One young man, Effie, a boxer, said he couldn’t meditate, he’d tried and it just didn’t work for him. We sat him down, and within a couple of minutes he couldn’t believe how calm and confident he felt. Alan discussed boxing with him and mentioned some techniques he’d learned when he was young, later confirmed by the then world featherweight champion Barry McGuigan, aka the Clones Cyclone. Effie left our stall in bliss, and a couple of minutes later, out of the corner of his eye, Alan saw him whip in a left hook to the body of another student at the point Alan had mentioned. Effie’s opponent went down like a bag of cement. Effie came running over, gloved hands raised above his head beaming “It works. It works!” Whether he meant the meditation, the left hook to the body of both was unclear. Let’s hope it was a bit of both.

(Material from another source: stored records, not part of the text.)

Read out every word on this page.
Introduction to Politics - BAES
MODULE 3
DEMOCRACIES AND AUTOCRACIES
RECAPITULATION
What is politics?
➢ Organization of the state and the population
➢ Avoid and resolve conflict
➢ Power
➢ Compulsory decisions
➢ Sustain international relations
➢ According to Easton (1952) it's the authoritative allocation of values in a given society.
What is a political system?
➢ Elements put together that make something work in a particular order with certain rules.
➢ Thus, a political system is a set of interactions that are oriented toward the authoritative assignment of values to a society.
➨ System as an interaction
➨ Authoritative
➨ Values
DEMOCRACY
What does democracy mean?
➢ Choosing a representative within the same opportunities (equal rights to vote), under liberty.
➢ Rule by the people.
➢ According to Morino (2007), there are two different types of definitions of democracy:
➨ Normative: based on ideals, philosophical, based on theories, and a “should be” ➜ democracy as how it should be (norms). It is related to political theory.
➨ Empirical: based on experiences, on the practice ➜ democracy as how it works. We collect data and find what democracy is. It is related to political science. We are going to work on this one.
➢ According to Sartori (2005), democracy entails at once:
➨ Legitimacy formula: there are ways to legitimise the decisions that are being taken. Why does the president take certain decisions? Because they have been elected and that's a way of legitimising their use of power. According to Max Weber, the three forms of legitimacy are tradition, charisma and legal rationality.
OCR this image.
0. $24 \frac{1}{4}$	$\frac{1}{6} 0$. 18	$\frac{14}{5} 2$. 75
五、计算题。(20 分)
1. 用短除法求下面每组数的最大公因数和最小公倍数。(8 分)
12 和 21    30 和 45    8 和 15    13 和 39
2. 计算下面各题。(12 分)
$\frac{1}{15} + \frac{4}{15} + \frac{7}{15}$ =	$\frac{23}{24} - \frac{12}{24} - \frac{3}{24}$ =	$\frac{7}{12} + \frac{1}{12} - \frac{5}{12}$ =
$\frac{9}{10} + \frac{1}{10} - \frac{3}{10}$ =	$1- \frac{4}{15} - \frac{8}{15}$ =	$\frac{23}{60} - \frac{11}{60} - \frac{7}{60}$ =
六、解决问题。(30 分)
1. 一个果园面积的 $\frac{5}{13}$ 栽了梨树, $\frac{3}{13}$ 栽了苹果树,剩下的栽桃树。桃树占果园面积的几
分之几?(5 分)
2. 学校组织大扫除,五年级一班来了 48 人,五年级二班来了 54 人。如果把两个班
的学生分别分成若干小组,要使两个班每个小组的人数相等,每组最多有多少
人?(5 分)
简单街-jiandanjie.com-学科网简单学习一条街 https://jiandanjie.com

One teacher said later, in surprise at some of the students who meditated so easily and so well:

“You don’t know until you know it.”

At LEPS in lower Manhattan, Angela Miller and Rina Frymer showed about 40 students at a health fair there how to meditate. Rina says:

“We had about 40 kids who came to us, most of them went nicely into meditation. A lot of them hardly speak English. That’s when Angela came in and explained to them in Chinese. It was a good experience. We gave them details of the website so they can learn more meditation.”

Angela said:

“Thanks for assigning the school to me. The students were wonderful. They had invited themselves to sit down at the booth and waited for us to attend to them. One boy meditated all by himself for ten minutes. A girl came back just to chat. Rina and I had lunch together afterwards – and many thanks to her for making the day perfect.”

Joan Burress reports:

At South Shore HS in Brooklyn, Coordinator, CK, and his huge posse of Health Corps tee shirted respectful, tireless students organized an informative fun fair. About fifty students learned to meditate through Roni Eldridge, Tina  Chau, and Joan Burress,  amist reggae, salsa, Zumba, push-ups, races, and  some of the most powerfully delicious vegetarian food that made us giggle with satisfaction!

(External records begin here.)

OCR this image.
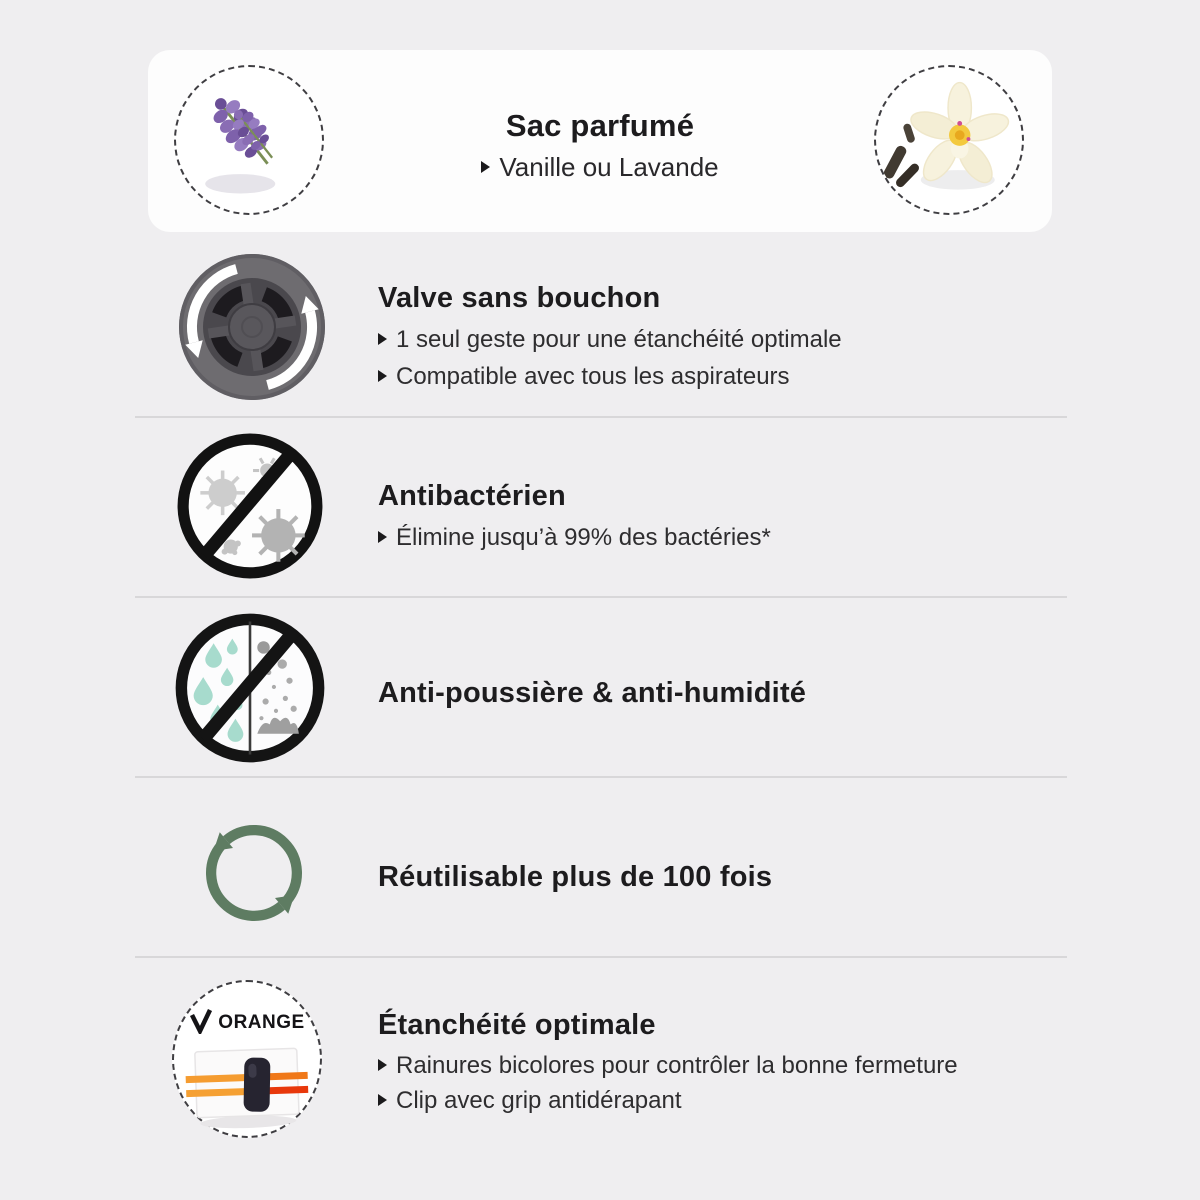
Sac parfumé
Vanille ou Lavande
Valve sans bouchon
1 seul geste pour une étanchéité optimale
Compatible avec tous les aspirateurs
Antibactérien
Élimine jusqu’à 99% des bactéries*
Anti-poussière & anti-humidité
Réutilisable plus de 100 fois
ORANGE	Étanchéité optimale
Rainures bicolores pour contrôler la bonne fermeture
Clip avec grip antidérapant
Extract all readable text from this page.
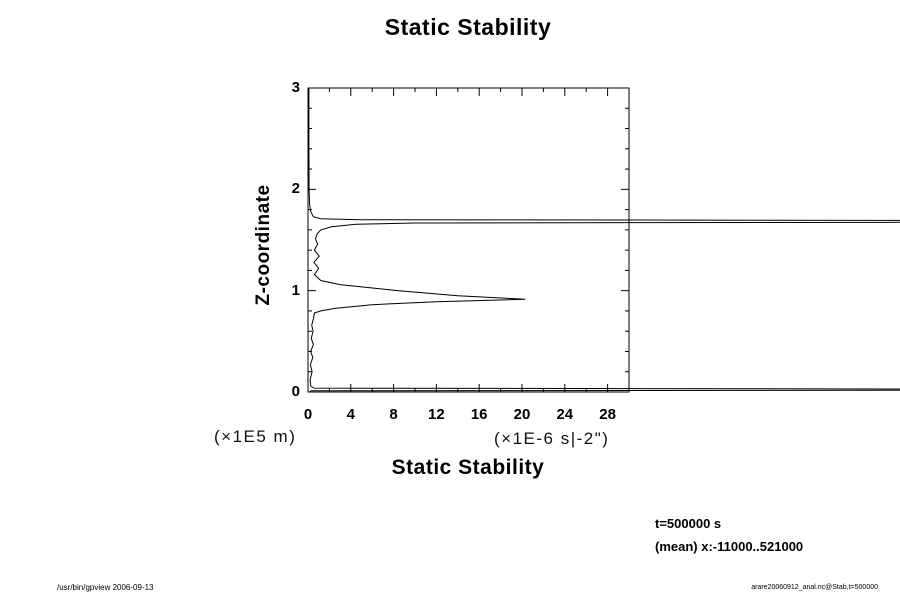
Static Stability
Z-coordinate
0	4	8	12	16	20	24	28
0
1
2
3
(×1E5 m)	(×1E-6 s|-2")
Static Stability
t=500000 s
(mean) x:-11000..521000
/usr/bin/gpview 2006-09-13	arare20060912_anal.nc@Stab,t=500000
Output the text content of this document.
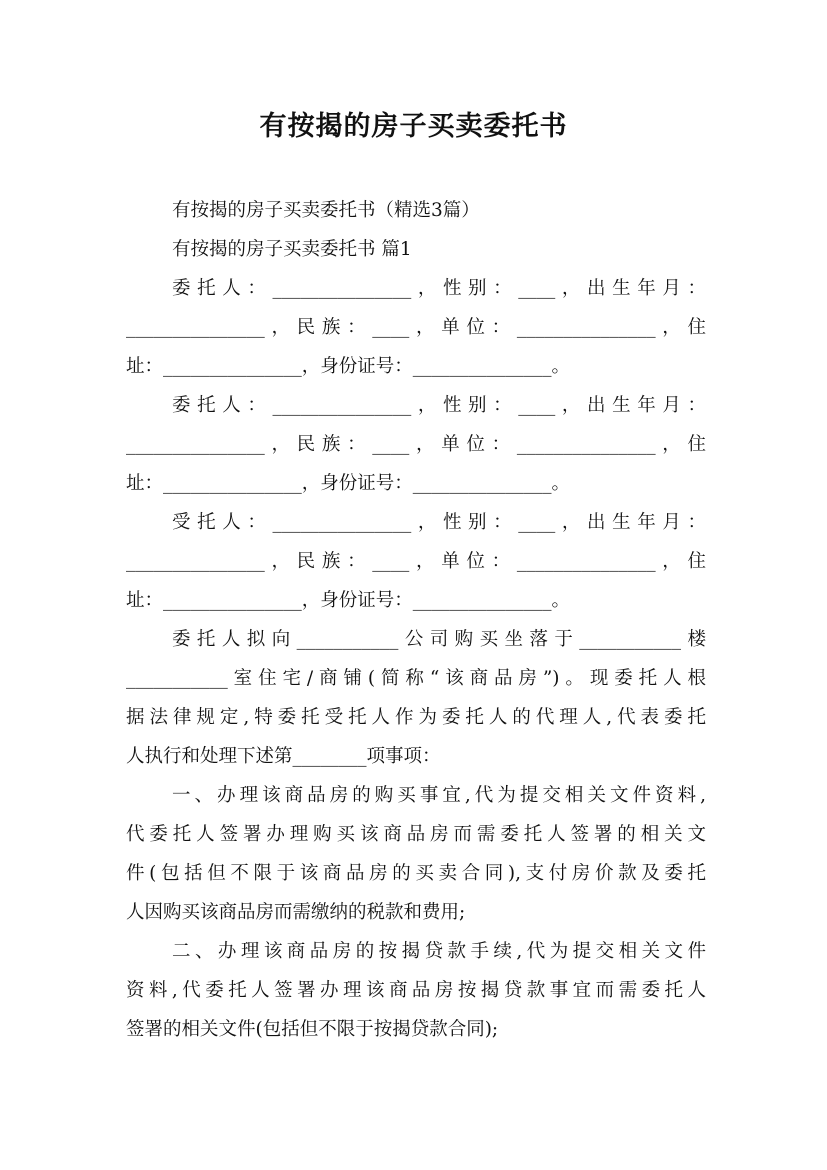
有按揭的房子买卖委托书
有按揭的房子买卖委托书（精选3篇）
有按揭的房子买卖委托书 篇1
委托人：_______________，性别：____，出生年月：
_______________，民族：____，单位：_______________，住
址：_______________，身份证号：_______________。
委托人：_______________，性别：____，出生年月：
_______________，民族：____，单位：_______________，住
址：_______________，身份证号：_______________。
受托人：_______________，性别：____，出生年月：
_______________，民族：____，单位：_______________，住
址：_______________，身份证号：_______________。
委托人拟向___________公司购买坐落于___________楼
___________室住宅/商铺(简称“该商品房”)。现委托人根
据法律规定,特委托受托人作为委托人的代理人,代表委托
人执行和处理下述第________项事项：
一、办理该商品房的购买事宜,代为提交相关文件资料,
代委托人签署办理购买该商品房而需委托人签署的相关文
件(包括但不限于该商品房的买卖合同),支付房价款及委托
人因购买该商品房而需缴纳的税款和费用;
二、办理该商品房的按揭贷款手续,代为提交相关文件
资料,代委托人签署办理该商品房按揭贷款事宜而需委托人
签署的相关文件(包括但不限于按揭贷款合同);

At Aviation HS in Queens, NY, three teachers and staff members, and wise, personable Health Corps Coordinator, Cynthia Mafla meditated with Rosie  Nagpaul, Roni  Eldridge and Joan  Burress  in our first session of  of the day all gave favorable reports, said they intended to continue at home, and meditate again with us next Thursday.

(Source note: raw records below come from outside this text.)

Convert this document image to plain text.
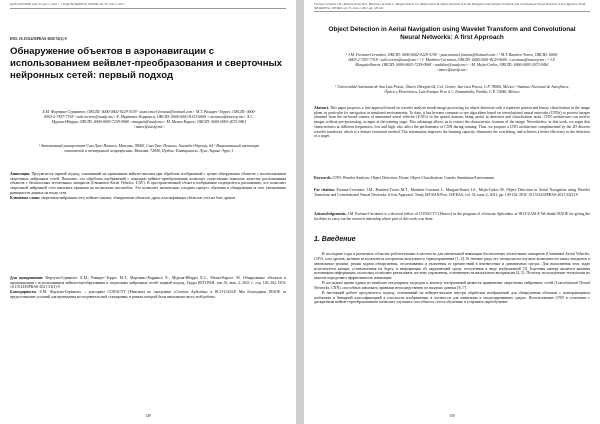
Труды ИСП РАН, том 33, вып. 2, 2021 г. // Trudy ISP RAN/Proc. ISP RAS, vol. 33, issue 2, 2021
DOI: 10.15514/ISPRAS-2020-33(2)-9
Обнаружение объектов в аэронавигации с использованием вейвлет-преобразования и сверточных нейронных сетей: первый подход
Х.М. Фортуна-Сервантес, ORCID: 0000-0002-9229-3159 <juan.rmcel.fortuna@hotmail.com> М.Т. Рамирес-Торрес, ORCID: 0000-0003-2-7457-7318 <rtdo.torresc@uaslp.mx> Х. Мартинес-Карранса, ORCID: 0000-0001-8123-0000 <carranza@inaoep.mx> Х.С. Мургия-Ибарра, ORCID: 0000-0003-7239-0968 <murguia@uaslp.mx> М. Мехиа-Карлос, ORCID: 0000-0003-2072-9461 <mmcc@uaslp.mx>
¹ Автономный университет Сан-Луис-Потоси, Мексика, 78000, Сан-Луис-Потоси, Аламеда Обрегон, 64 ² Национальный институт оптической и электронной астрофизики, Мексика, 72840, Пуэбла, Тонанцинтла, Луис Энрике Эрро, 1
Аннотация. Предлагается первый подход, основанный на применении вейвлет-анализа при обработке изображений с целью обнаружения объектов с использованием сверточных нейронных сетей. Показано, что обработка изображений с помощью вейвлет-преобразования позволяет существенно повысить качество распознавания объектов с беспилотных летательных аппаратов (Unmanned Aerial Vehicles, UAV). В пространственной области изображение подвергается разложению, что позволяет сверточной нейронной сети извлекать признаки на нескольких масштабах. Это позволяет значительно ускорить процесс обучения и обнаружения за счет уменьшения размерности данных на входе сети.
Ключевые слова: сверточная нейронная сеть; вейвлет-анализ; обнаружение объектов; дрон; классификация объектов; сеть на базе дронов
Для цитирования: Фортуна-Сервантес Х.М., Рамирес-Торрес М.Т., Мартинес-Карранса Х., Мургия-Ибарра Х.С., Мехиа-Карлос М. Обнаружение объектов в аэронавигации с использованием вейвлет-преобразования и сверточных нейронных сетей: первый подход. Труды ИСП РАН, том 33, вып. 2, 2021 г., стр. 149–162. DOI: 10.15514/ISPRAS-2021-33(2)-9
Благодарности. Х.М. Фортуна-Сервантес – докторант CONACYT (Мексика) по программе «Ciencias Aplicadas» в IICO-UASLP. Мы благодарим INAOE за предоставление условий для проведения исследовательской стажировки, в рамках которой была выполнена часть этой работы.
149
Fortuna-Cervantes J.M., Ramírez-Torres M.T., Martínez-Carranza J., Murguía-Ibarra J.S., Mejía-Carlos M. Object Detection in Aerial Navigation using Wavelet Transform and Convolutional Neural Networks: A first Approach. Trudy ISP RAN/Proc. ISP RAS, vol. 33, issue 2, 2021, pp. 149-162
Object Detection in Aerial Navigation using Wavelet Transform and Convolutional Neural Networks: A first Approach
¹ J.M. Fortuna-Cervantes, ORCID: 0000-0002-9229-3159 <juan.manuel.fortuna@hotmail.com> ² M.T. Ramírez-Torres, ORCID: 0000-0003-2-7457-7318 <tulio.torres@uaslp.mx> ³ J. Martínez-Carranza, ORCID: 0000-0001-8123-0000 <carranza@inaoep.mx> ¹ J.S. Murguía-Ibarra, ORCID: 0000-0003-7239-0968 <ondeleto@uaslp.mx> ¹ M. Mejía-Carlos, ORCID: 0000-0003-2072-9461 <mmcc@uaslp.mx>
¹ Universidad Autónoma de San Luis Potosí, Álvaro Obregón 64, Col. Centro, San Luis Potosí, C.P. 78000, México ² Instituto Nacional de Astrofísica, Óptica y Electrónica, Luis Enrique Erro # 1, Tonantzintla, Puebla, C.P. 72840, México
Abstract. This paper proposes a first approach based on wavelet analysis inside image processing for object detection with a repetitive pattern and binary classification in the image plane, in particular for navigation in simulated environments. To date, it has become common to use algorithms based on convolutional neural networks (CNNs) to process images obtained from the on-board camera of unmanned aerial vehicles (UAVs) in the spatial domain, being useful in detection and classification tasks. CNN architecture can receive images without pre-processing, as input in the training stage. This advantage allows us to extract the characteristic features of the image. Nevertheless, in this work, we argue that characteristics at different frequencies, low and high, also affect the performance of CNN during training. Thus, we propose a CNN architecture complemented by the 2D discrete wavelet transform, which is a feature extraction method. The information improves the learning capacity, eliminates the overfitting, and achieves a better efficiency in the detection of a target.
Keywords: CNN; Wavelet Analysis; Object Detection; Drone; Object Classification; Gazebo Simulation Environment
For citation: Fortuna-Cervantes J.M., Ramírez-Torres M.T., Martínez-Carranza J., Murguía-Ibarra J.S., Mejía-Carlos M. Object Detection in Aerial Navigation using Wavelet Transform and Convolutional Neural Networks: A first Approach. Trudy ISP RAN/Proc. ISP RAS, vol. 33, issue 2, 2021, pp. 149-162. DOI: 10.15514/ISPRAS-2021-33(2)-9
Acknowledgements. J.M. Fortuna-Cervantes is a doctoral fellow of CONACYT (Mexico) in the program of «Ciencias Aplicadas» at IICO-UASLP. We thank INAOE for giving the facilities to carry out the research internship where part of this work was done.
1. Введение

В последние годы в различных областях робототехники в частности для автономной навигации беспилотных летательных аппаратов (Unmanned Aerial Vehicles, UAV), или дронов, активно используются алгоритмы визуального сервоуправления [1, 2]. В течение ряда лет специалисты изучали возможности таких аппаратов в автономном режиме, решая задачи обнаружения, отслеживания и уклонения от препятствий в неизвестных и динамичных средах. Для выполнения этих задач используется камера, установленная на борту, и информация об окружающей среде, полученная в виде изображений [3]. Бортовая камера является важным источником информации, поскольку позволяет реализовать систему управления, основанную на визуальном восприятии [4, 5]. Поэтому используемые технологии во многом определяют эффективность навигации.

В последнее время одним из наиболее популярных подходов к анализу изображений является применение сверточных нейронных сетей (Convolutional Neural Networks, CNN), способных извлекать признаки непосредственно из входных данных [6, 7].

В настоящей работе предлагается подход, основанный на вейвлет-анализе внутри обработки изображений для обнаружения объектов с повторяющимся шаблоном и бинарной классификацией в плоскости изображения, в частности для навигации в смоделированных средах. Использование CNN в сочетании с дискретным вейвлет-преобразованием позволяет улучшить способность сети к обучению и устранить переобучение.

150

Then came some epic good news!  Two students came to meditate for our second session, and in chatting afterwards, casually mentioned that they meditate each morning with their student group, Robotics, which totals 100 in number, all take turns leading Sahaj as led by former Health Corps Coordinator extraordinaire, Erica Rodas, and, “Though we already know the results will prove positive, we will do an experiment next semester with two student groups, one will meditate together each morning, the other will not, then when the semester ends we  will determine any difference in grades as a result of the regular practice of Sahaj!”

 

 

 

The gift of thoughtless awareness – Ms Mac of HealthCorps reports

November 22nd, 2011 No comments

 

Ms Erica McClanahan, HealthCorps coordinator, reports on Sahaja Meditation in Wings Academy in the Bronx

I was sitting in the library and one of my students JoHan was also working on the computer next to me. JoHan was a student that admitted in front of his peers that meditation was helping him to do better in school due to the fact that he was better able to concentrate on his homework. So I proceeded to ask him how his practice was going, he said that it was going good and that he had led a meditation with a drama group. I asked him excitedly what happened!? He said that it was a group of 8 and the teacher had asked him if he knew how to lead it and he said yes. After he led the meditation one of the other students in the group said he felt the energy coming from the top of his head and he described how the shared a bonding moment because he had felt the same when he first done the meditation. I was happy to know that students are sharing their experience with others and bringing them this gift of thoughtless awareness.